Lhawang Ugyel and Carsten Daugbjerg
The scope and intensity of policy transfer—defined as the process in which policies and institutions from one time and/or place are used in another time and/or place—has increased in the last two decades. An area where extensive policy transfer occurs is public sector reform. In particular, developing countries frequently draw heavily on New Public Management (NPM) practices originally designed for Western democracies. Perceived as best practices, NPM-related reforms influenced the good governance agenda for most developing countries in the late 1990s and early 2000s. They were based on market-like characteristics such as performance management systems and citizens’ charters. Developing countries have found these reforms irresistible, as they face a huge need to grow their economies and shrink their governments. Amidst the expansion of the practice of policy transfer, early studies assumed that a key to successful transfer was the transfer of policy models in their entirety. However, recent research – including our own article in Policy & Politics – suggests that local adaption is essential for success.
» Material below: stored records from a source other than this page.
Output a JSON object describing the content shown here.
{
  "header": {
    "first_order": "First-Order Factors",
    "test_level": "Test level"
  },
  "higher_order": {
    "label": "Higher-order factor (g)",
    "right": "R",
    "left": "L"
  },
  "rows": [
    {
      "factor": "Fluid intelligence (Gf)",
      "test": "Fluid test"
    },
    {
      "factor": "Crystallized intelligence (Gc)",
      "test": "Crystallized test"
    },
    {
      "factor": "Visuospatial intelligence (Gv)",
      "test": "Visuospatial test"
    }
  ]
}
The introduction and implementation of the Position Classification System (PCS) in Bhutan in 2006, a developing country in South Asia, illustrates a case study in which a developing country has maintained control over the transfer of public sector reforms. The PCS is a set of administrative arrangements that combines various public sector reforms, including components of NPM. The main motivations for introducing the PCS were internally driven. It sought to address some of the inherent weaknesses of the previous administrative system. Another motivation behind the desire to transfer the PCS from abroad was the influence of new management ideas and changes that were taking place globally and within the country. An evaluation of the PCS conducted in 2011reported that the overall perception of the reforms was that they had been successful.
Based on the evaluation of the PCS as being successful, the analysis of the introduction and implementation of the PCS in Bhutan highlights two conditions that are key to enabling domestic control of the policy transfer process. The first is a strong internal motivation for engaging in policy transfer, and the second is the establishment or adaption of institutions to manage processes of policy transfer. The central domestic institution governing the formulation and implementation of the PCS was the Royal Civil Service Commission (RCSC) and its secretariat which has functioned as the central personnel agency for all civil servants in Bhutan since its establishment in the early 1980s. The RCSC Secretariat, as the coordinating agency, was centrally positioned in the network consisting of the PCS sub-committees, PCS representatives from the agencies, stakeholders (the Bhutanese civil servants placed in various ministries and agencies), and international advisors/consultants. The RCSC enabled domestic transfer agents to remain at the centre of the process managing relationships with the other actors in the network. Thus, the interaction and formulation of the policy transfer were controlled by domestic transfer agents which allowed them to control the outcomes of the PCS reforms. From a policy transfer perspective, the focus on institutions can contribute to improving our understanding of the transfer process, particularly in developing countries. When these conditions apply, a developing country can engage in effective voluntary policy transfer while retaining control of the process.